CHN: Congress Likely to Approve Another Three Weeks of Federal Spending; House Approves Another $6 Billion in Cuts Below FY 2010 Levels; Senate Expected to Follow Suit

As Congress edges towards March 18, the date by which current federal funding will expire, there continues to be no agreement for a spending plan that gets all the way to the end of this fiscal year (September 30).  Instead, Congress is expected to approve spending through April 8, continuing the House approach of cutting another $2 billion for each week a stopgap spending measure is in effect (or $6 billion more in cuts).  The House voted for the 3-week Continuing Resolution (HJ Res 48) on March 15.  The 271-158 roll call vote showed increasing impatience with lurching from one temporary spending bill to another.  There were 54 no votes among Republicans, up from only six opposed to the last stopgap bill.  The number of Democrats opposed to the measure increased from 85 to 104.  The Senate is scheduled to vote on the 3-week funding bill on Thursday, March 17; it is expected to pass.
The difficulty of getting to agreement on appropriations through the end of the year was illustrated on March 9 in the Senate, when votes were held on the House-passed plan (H.R. 1) and on an alternative developed by Chairman Inouye (D-HI) of the Senate Appropriations Committee.  The House FY11 plan failed by a vote of 44-56, with no Democrats voting for it and 3 Republicans voting against it (DeMint (SC), Lee (UT), and Paul (KY), because in their view it did not cut enough).  A majority in the Senate viewed the cuts passed by the House as too extreme, because of its harsh reductions in education, health care, housing, nutrition, employment services, and many other programs.  The Inouye plan was also rejected, 42-58, with no Republican support and 11 Democrats and Independents voting against (Bennet (CO), Hagan (NC), Kohl (WI), Levin (MI), Manchin (WV), McCaskill (MO), Nelson (FL), Nelson (NE), Sanders (I-VT), Udall (CO), and Webb (VA)).  Reasons for opposition were mixed – most wanted more cuts; others, fewer.

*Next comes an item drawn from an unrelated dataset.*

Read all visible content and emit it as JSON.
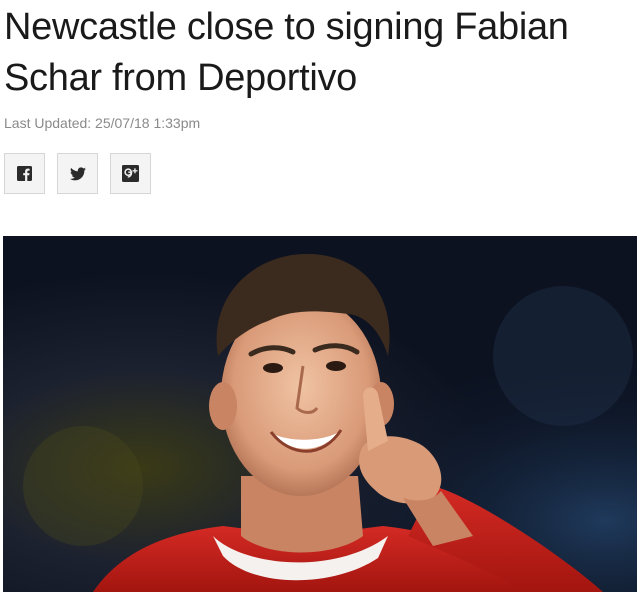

The Congressional Budget Office (CBO) estimates that H.R. 1 would cut annual appropriations $92 billion below FY 2010 levels, adjusted for inflation.  The Senate Appropriations Committee alternative would cut $40 billion below the inflation-adjusted FY 2010 funding levels.  While the Senate alternative in most instances avoids cuts to low-income programs, H.R. 1 slashes services.  Among its victims:  218,000 fewer children in Head Start (funding cut nearly $1.1 billion below FY 2010, or 15 percent); 11 million patients losing health care at Community Health Centers ($1 billion cut, or nearly half); 20 million people who use services provided by community action agencies to meet home energy assistance, job training, emergency food, Head Start, and other  needs would see those services disrupted if not lost (Community Services Block Grant cut $305 million, almost in half); more than 8 million adults and youth would lose job training/placement help, essentially shutting down Workforce Investment Act programs until July 2012 (a cut of nearly $3 billion); 10,000 people with disabilities whose housing vouchers now allow them to live in accessible housing would be terminated; and 1.2 million poor households in public housing, whose units will deteriorate due to cuts in the Public Housing Capital Fund (cut by more than $1 billion).  (For more information about the cuts, see CHN’s A Better Budget for All:  Saving Our Economy and Helping Those in Need.)

The Inouye plan also makes substantial cuts below last year’s spending, but makes different choices.  It reduces domestic and international accounts $31 billion below FY 10 (as adjusted for inflation), while H.R. 1 cuts these areas by $85 billion.  The Senate plan cut military/homeland security/veterans services by $9 billion, $2 billion more than the House. (For more details, see Center on Budget and Policy Priorities, In Battle Over 2011 Appropriations, Both Sides Calling for Substantial Cuts.)

Other sources of contentiousness that will complicate final agreement are the presence of many policy riders in the House bill.  These provisions would stop important operations of government by prohibiting expenditures for regulatory functions under current law, including those related to climate change, clean water, financial industry consumer protection, and health care reform.  Riders also would stop federal funds from being made available to Planned Parenthood clinics and would prohibit regulations requiring licensed gun dealers to report multiple sales of assault weapons to the same person.  The Senate bill has no policy riders in its bill.

Domestic appropriations are only about 15 percent of the budget; cuts in them can reduce services for millions of people but cannot make a major dent in the budget deficit.  These cuts can also place further strains on our fragile economic recovery.  H.R. 1 would result in a loss of 700,000 jobs, according to Moody’s Analytics economist Mark Zandi; Federal Reserve Chair Ben Bernanke estimated 200,000 jobs lost.  As concerns grow about our economy’s ability to withstand surging oil prices, Congress will have to decide how much it wants to risk in trying to finish its work on a fiscal year nearly half over.